In bankruptcy, a homestead exemption protects equity in your home. Here you’ll find specific information about the homestead exemption in North Carolina.
For information about how the homestead exemption works in both Chapter 7 and Chapter 13 bankruptcy, see The Homestead Exemption in Bankruptcy. For more articles on exemptions, see our Bankruptcy Exemptions area.
The North Carolina Homestead Exemption Amount
Under the North Carolina exemption system, homeowners may exempt up to $35,000 of their home or other real or personal property covered by the homestead exemption. Homeowners age 65 or older whose spouse is deceased may exempt up to $60,000 under the homestead exemption, if the property was previously owned by the debtor as a tenant by the entirety or as a joint tenant with rights of survivorship.
Doubling for Married Couples
North Carolina permits doubling of the homestead exemption for married couples filing a joint bankruptcy. This means that a married couple filing jointly in North Carolina may protect up to $70,000 worth of equity in a home.
The Scope of the Homestead Exemption
In North Carolina the homestead exemption applies to real and personal property, including your home, condominium, co-op, or burial plot. The property must be owned by a North Carolina resident and this resident or his or her dependents must live in the property at the time the bankruptcy is filed in order to claim the homestead exemption. A burial plot must be for the benefit of the debtor or the debtor’s dependents.
Can You Use the Federal Bankruptcy Exemptions in North Carolina?

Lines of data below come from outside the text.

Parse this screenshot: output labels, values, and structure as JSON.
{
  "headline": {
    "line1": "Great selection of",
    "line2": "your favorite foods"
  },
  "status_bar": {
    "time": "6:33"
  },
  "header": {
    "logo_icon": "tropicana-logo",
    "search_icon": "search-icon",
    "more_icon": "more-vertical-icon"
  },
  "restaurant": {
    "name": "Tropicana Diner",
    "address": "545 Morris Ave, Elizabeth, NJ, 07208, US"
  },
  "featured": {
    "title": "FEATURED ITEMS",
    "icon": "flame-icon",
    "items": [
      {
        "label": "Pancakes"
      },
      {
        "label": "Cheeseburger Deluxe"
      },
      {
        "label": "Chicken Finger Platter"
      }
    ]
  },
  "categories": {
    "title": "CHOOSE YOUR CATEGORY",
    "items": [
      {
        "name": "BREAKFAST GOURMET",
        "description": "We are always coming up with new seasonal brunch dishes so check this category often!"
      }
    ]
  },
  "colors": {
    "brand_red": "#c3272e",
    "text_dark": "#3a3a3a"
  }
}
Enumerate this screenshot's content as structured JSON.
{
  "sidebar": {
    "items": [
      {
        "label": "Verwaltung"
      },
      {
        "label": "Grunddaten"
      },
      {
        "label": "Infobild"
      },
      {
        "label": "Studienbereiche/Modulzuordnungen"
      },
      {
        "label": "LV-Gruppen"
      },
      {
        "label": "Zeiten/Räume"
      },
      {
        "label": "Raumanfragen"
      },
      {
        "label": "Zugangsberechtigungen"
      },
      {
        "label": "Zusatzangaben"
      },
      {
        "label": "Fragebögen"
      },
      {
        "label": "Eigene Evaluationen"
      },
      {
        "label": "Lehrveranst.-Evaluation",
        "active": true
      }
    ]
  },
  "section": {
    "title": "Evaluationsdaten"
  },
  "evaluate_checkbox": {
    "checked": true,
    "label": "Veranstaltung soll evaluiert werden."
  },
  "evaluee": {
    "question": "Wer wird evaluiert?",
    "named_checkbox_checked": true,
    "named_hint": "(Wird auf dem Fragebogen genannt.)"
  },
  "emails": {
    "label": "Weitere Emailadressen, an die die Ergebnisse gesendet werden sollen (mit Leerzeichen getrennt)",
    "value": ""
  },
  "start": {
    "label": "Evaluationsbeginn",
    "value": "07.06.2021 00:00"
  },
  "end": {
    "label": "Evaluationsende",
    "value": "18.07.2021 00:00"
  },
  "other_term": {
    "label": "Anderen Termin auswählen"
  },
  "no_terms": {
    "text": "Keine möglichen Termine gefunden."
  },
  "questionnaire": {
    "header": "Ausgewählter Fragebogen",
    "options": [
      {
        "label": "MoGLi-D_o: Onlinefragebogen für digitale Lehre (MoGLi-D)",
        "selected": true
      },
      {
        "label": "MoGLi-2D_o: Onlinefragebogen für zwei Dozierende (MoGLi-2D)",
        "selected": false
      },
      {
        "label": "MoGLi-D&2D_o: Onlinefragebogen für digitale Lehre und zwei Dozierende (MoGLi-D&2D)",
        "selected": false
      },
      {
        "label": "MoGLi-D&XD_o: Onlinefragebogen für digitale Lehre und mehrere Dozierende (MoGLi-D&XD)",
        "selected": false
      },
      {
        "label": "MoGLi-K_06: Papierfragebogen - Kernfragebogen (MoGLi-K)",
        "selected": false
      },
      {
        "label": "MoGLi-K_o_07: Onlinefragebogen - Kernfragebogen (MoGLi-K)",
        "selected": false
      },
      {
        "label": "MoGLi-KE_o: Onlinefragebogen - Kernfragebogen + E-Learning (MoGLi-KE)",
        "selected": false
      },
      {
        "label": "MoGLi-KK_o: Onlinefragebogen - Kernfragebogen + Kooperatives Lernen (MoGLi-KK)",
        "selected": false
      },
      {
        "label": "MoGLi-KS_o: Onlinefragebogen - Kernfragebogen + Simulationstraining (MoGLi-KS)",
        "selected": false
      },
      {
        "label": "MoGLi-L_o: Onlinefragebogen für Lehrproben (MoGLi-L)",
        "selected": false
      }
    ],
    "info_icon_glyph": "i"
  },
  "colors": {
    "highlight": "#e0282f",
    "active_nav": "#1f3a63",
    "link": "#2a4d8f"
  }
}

Some states allow bankruptcy filers to use the federal bankruptcy exemptions instead of the state exemptions. North Carolina is not one of those states. Pursuant to N.C. Gen. Stat. § 1C-1601(f), residents of in North Carolina must use the state exemptions.
(To learn more about which state exemptions apply to you, see Which Exemptions Can You Use in Bankruptcy?)
In North Carolina, the homestead exemption is automatic – you don’t have to file a homestead declaration in order to claim the homestead exemption in bankruptcy.
Real Property Held as Tenancy in the Entirety
If property is held as a tenancy in the entirety, it means the property is jointly owned by a married couple as a single marital entity, not as individuals. North Carolina permits tenancies by the entirety, and this may allow debtors to file bankruptcy and protect more than the homestead exemption amount.
The Wildcard Exemption in North Carolina
North Carolina permits residents to apply any unused amount of the homestead exemption, up to $5,000, towards any other personal property. (N.C. Gen. Stat. § 1C-1601(a)(2)).
Finding the North Carolina Homestead Exemption Statute
North Carolina’s homestead exemption is found in the North Carolina state statutes at N.C. Gen. Stat. § 1C-1601 and in the North Carolina Constitution, Article X. To learn how to find state statutes, check out Nolo’s Laws and Legal Research area.